Today, it is clear that no progress has been made, quite the contrary. on me indiegogoThe project has been formally reviewed and new contributions are no longer accepted. The Official Website An error message has been returned since April, initiated by service provider Shopify, who preferred to throw in the towel. The Project Facebook page At a dead end and in the comments accusations of fraud are now mounting, without any reaction from the owners of the page. even Youtuber Linus Tech TipsWho reviewed the case in 2019, added a “Don’t Buy” statement to his video title. In short, it smells of fir.

Obviously, with four thousand customers and more than a million euros in nature, this situation does not make many happy. A few investors gathered aroundDuneScam.com And the’A Facebook group called “Dune Case” (Dune affair scam) where they share their anger. Dune’s creator, Alexander C. Gomez, obviously takes it for his rank, and his silence is disturbing—especially since he appears to be now retiring happily in Bali, where he appears to be living the good life.

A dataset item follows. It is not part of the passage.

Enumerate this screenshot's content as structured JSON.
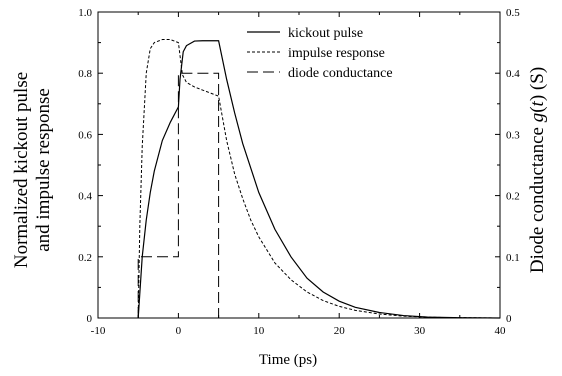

It is clear that in the absence of a proper trial, it is not possible to directly accuse Dune of having carried out from scratch a fraud aimed at diverting the investments of overconfident clients. The company has already shown signs of activity for more than two and a half years. Prototypes shipped, photos of production sites shared, and the difficulties caused by the Covid-19 crisis, then factory closures, and the explosion of transportation costs are all too real. But it appears that in recent months, an optimistic connection has been deliberately orchestrated to hide the fact that the cost of manufacturing has been greatly underestimated and that the project may never be finished.

In short, you’ve guessed it: If, like us, you order a Dune Pro case, it’s probably time to make a decision. As we know crowdfunding always involves an element of risk. It looks like the wagon this time has definitely turned into a gourd.